Como no velho adágio francófono, é como querer ter a manteiga e o dinheiro da manteiga. Não é possível. Ou você tem a manteiga ou o dinheiro da manteiga. Não se pode querer uma sociedade pacífica sem investimentos sociais robustos naquilo que faz a vida valer a pena, o que foi ilustrado aqui pela singela pista de skate. É obvio ou precisamos desenhar?

Para finalizar, vou colocar aqui um gráfico que mostra a queda dos homicídios numa comunidade de Natal, Mãe Luiza após a inauguração de um Ginásio Poliesportivo (que funciona nos três turnos). Esse fenômeno do esporte como atenuador da violência é mundialmente conhecido e, quero crer, não é novidade nem mesmo para os tomadores de decisão do nosso amado país. 

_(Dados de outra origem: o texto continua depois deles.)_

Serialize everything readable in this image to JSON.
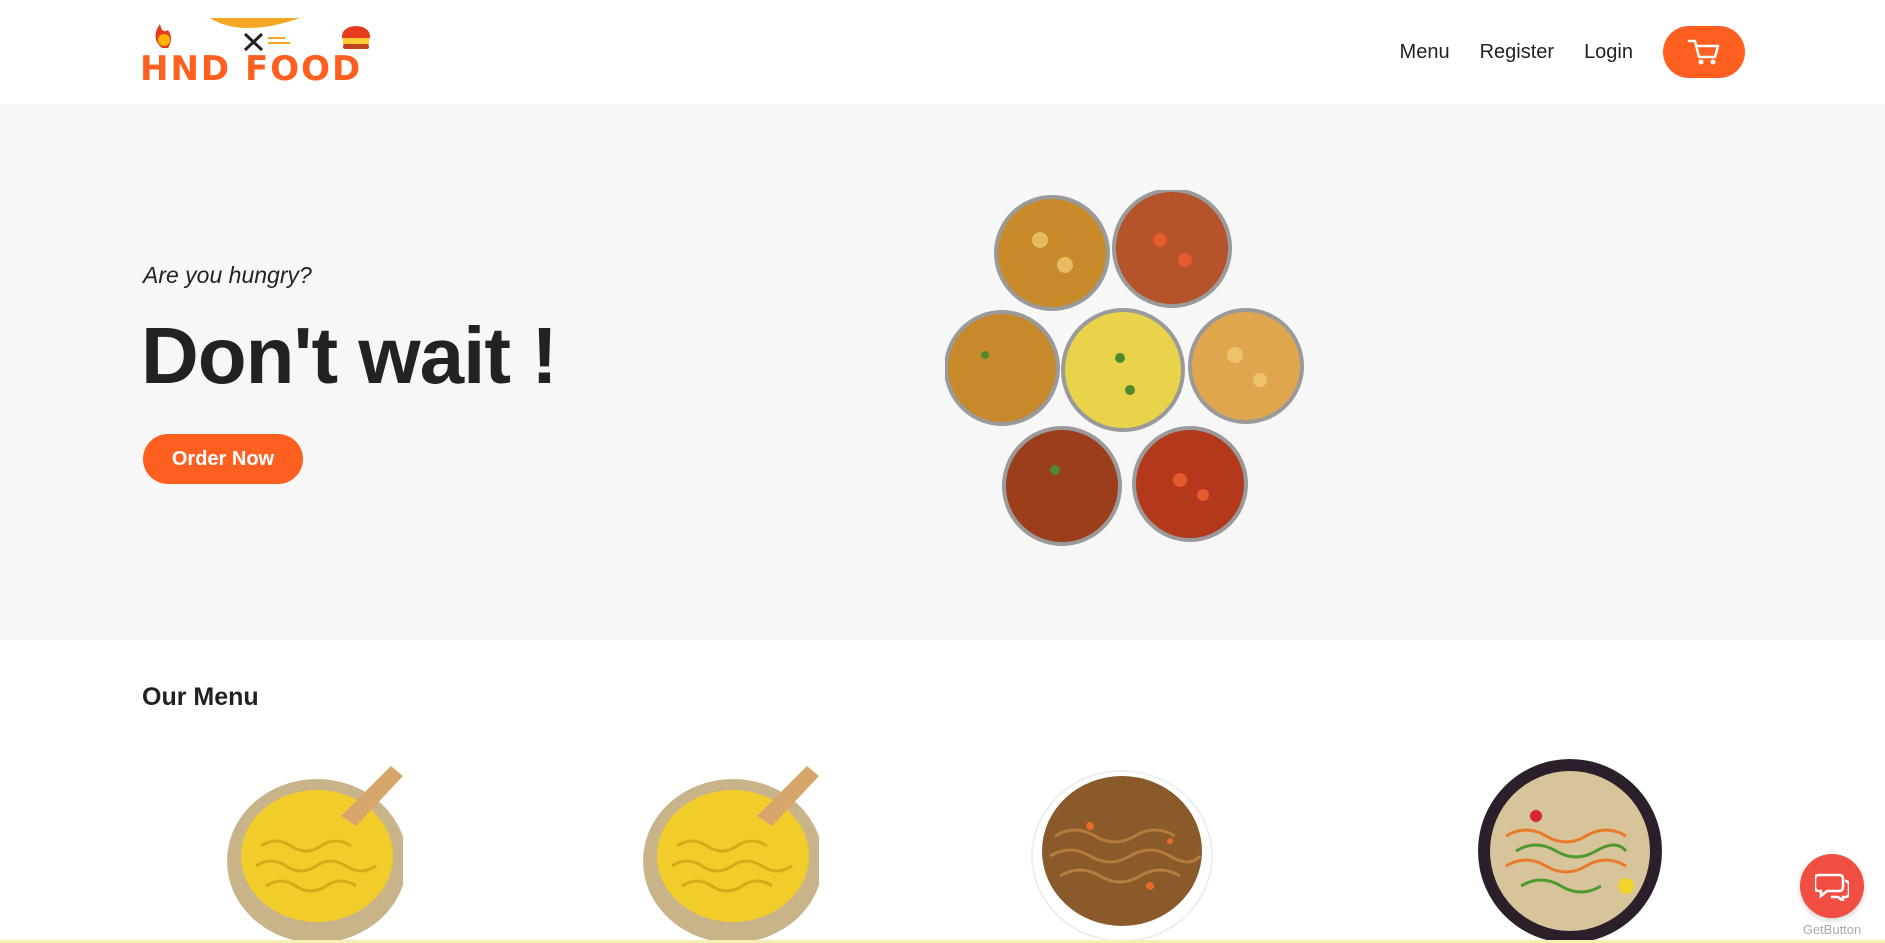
{
  "header": {
    "logo_text": "HND FOOD",
    "nav": {
      "menu": "Menu",
      "register": "Register",
      "login": "Login"
    },
    "cart_icon": "shopping-cart-icon"
  },
  "hero": {
    "tagline": "Are you hungry?",
    "title": "Don't wait !",
    "cta": "Order Now"
  },
  "menu": {
    "title": "Our Menu"
  },
  "chat": {
    "icon": "chat-bubbles-icon",
    "caption": "GetButton"
  },
  "colors": {
    "accent": "#ff5f1f",
    "hero_bg": "#f7f7f7",
    "chat": "#f04e42"
  }
}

Na mesma época Natal percorria as estatísticas mundiais como uma das dez cidades mais violentas do mundo, hoje continua no pelotão de frente entre as 50. Esse bairro, tradicionalmente bem mais violento do que a cidade, percorreu o itinerário oposto se tornando cada vez menos violento no período e finalizando a série com menos homicídios por cem mil habitantes do que a média da cidade.

 

grafico

A imagem fala por si só. O Ginásio foi inaugurado em 2014, ano que marcou a primeira queda no número de homicídios. Em fins de 2017 após a crise carcerária o crime organizado se consolidou no bairro. Essa presença não alterou a tendência de declínio dos homicídios identificada quatro anos antes...

O gráfico acima faz parte da obra “Mãe Luiza Construindo Otimismo” (clique aqui) publicada pela editora Gryphus e que contem um romance de Paulo Lins intitulado “A Construção de um Novo Sol”, pelo qual o renomado autor de Cidade de Deus, em diversas entrevistas, vem se considerando contente de ter podido escrever um romance “de favela” com final feliz. (então não é coisa de loucos).

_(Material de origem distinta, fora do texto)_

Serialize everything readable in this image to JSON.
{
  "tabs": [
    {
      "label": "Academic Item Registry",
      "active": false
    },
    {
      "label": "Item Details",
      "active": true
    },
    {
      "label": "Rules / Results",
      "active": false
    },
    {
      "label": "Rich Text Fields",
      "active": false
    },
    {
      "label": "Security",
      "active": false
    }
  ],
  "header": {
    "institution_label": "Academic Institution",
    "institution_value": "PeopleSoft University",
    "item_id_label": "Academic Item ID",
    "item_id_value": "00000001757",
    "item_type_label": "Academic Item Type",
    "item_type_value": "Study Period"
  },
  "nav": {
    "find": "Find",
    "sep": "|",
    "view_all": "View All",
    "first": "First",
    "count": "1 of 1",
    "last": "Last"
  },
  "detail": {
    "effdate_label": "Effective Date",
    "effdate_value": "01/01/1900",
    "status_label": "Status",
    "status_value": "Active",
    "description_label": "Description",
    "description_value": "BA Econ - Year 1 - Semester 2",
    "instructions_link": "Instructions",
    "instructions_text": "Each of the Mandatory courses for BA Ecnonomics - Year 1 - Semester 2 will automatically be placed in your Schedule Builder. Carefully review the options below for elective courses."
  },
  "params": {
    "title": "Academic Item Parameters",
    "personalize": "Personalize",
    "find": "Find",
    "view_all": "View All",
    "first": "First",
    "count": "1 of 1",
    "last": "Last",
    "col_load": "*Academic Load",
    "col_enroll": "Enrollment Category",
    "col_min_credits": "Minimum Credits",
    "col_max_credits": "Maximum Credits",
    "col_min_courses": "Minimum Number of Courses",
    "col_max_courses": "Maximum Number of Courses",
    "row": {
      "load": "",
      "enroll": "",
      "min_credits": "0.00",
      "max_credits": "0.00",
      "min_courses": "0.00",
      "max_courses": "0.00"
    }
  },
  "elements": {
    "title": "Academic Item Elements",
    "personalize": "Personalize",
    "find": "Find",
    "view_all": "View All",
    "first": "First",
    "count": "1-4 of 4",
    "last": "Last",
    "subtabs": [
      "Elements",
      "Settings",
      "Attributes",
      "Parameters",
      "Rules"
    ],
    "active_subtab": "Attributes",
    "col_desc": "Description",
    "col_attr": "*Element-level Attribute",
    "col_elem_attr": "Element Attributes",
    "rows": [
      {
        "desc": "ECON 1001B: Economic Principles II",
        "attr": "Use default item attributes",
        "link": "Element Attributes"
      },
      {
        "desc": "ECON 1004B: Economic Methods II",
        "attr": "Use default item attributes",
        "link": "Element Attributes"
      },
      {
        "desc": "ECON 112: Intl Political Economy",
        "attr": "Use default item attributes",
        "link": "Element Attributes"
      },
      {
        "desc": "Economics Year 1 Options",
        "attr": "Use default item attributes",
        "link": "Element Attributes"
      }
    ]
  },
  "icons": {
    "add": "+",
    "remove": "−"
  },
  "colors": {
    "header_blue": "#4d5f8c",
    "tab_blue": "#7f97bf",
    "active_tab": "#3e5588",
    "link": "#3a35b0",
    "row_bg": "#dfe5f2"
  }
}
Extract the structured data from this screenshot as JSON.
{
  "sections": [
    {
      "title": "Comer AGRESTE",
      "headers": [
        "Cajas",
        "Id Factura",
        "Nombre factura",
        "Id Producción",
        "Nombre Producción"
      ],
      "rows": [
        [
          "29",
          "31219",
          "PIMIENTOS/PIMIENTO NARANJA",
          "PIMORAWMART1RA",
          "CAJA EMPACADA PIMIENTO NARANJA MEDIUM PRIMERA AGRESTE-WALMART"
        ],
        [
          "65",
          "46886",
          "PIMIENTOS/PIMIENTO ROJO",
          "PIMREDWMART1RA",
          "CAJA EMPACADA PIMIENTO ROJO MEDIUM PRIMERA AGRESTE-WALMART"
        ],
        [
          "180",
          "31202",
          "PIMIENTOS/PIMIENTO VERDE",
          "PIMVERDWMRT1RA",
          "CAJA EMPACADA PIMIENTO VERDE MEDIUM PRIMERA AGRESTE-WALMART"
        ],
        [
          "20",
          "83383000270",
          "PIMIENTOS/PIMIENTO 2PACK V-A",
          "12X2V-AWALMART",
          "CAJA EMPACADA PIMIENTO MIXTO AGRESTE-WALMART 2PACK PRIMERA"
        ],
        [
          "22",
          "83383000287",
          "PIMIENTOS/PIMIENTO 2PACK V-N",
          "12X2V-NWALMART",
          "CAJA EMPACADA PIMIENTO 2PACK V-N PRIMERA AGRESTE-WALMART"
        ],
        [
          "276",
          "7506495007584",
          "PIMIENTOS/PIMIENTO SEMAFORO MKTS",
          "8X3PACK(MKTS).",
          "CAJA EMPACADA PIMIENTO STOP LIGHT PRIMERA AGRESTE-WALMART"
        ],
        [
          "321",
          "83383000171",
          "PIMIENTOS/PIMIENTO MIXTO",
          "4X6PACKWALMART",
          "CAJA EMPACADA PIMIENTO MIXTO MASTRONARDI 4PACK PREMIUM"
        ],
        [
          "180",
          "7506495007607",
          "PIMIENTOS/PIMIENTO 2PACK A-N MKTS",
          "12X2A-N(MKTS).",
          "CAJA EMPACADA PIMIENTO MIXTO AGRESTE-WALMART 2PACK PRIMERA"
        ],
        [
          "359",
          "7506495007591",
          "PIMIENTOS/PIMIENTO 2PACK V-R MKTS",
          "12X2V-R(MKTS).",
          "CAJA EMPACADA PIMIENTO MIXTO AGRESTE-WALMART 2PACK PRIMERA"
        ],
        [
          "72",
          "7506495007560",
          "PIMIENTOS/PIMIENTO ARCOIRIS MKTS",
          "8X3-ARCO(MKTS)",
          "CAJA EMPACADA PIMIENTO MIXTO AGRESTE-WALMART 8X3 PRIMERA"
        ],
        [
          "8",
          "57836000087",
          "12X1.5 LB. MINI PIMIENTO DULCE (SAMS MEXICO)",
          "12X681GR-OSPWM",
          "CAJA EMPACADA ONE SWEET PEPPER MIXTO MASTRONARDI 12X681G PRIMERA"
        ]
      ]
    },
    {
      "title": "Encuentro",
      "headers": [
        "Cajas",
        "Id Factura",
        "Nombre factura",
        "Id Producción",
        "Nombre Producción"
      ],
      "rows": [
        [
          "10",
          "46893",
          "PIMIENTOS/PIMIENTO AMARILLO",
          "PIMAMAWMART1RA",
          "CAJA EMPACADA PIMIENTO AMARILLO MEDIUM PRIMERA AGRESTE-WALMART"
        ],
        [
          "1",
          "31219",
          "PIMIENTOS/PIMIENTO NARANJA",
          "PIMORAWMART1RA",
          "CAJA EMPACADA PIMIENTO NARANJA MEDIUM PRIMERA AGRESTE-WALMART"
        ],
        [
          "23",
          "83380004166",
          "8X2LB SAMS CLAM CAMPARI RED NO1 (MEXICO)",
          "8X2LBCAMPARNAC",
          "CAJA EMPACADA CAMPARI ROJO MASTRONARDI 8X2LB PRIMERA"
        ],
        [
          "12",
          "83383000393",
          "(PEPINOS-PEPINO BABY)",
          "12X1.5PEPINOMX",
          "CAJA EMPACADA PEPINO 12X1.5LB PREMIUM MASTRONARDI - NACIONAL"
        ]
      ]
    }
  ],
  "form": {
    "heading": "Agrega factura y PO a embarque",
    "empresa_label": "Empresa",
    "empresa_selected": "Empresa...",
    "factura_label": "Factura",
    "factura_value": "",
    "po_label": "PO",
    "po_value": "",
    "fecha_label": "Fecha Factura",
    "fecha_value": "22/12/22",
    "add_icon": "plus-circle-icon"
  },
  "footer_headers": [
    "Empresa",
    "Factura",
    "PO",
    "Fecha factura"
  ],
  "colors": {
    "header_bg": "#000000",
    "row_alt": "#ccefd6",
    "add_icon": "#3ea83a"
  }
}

Sei que o ministro Flávio Dino, o deputado Boulos, a ministra Ana Moser, figuras que me inspiram respeito e por quem só tenho elogios têm muito mais o que fazer do que de ler esse artigo. 

Se lessem poderiam entender que é fácil e barato mudar a sociedade para melhor com uma rede robusta de equipamentos sociais para quem está exposto a toda sorte de vulnerabilidades sociais e à violência. Se lessem poderiam ajudar o Brasil a ir deixando para trás esse maldito século dezoito.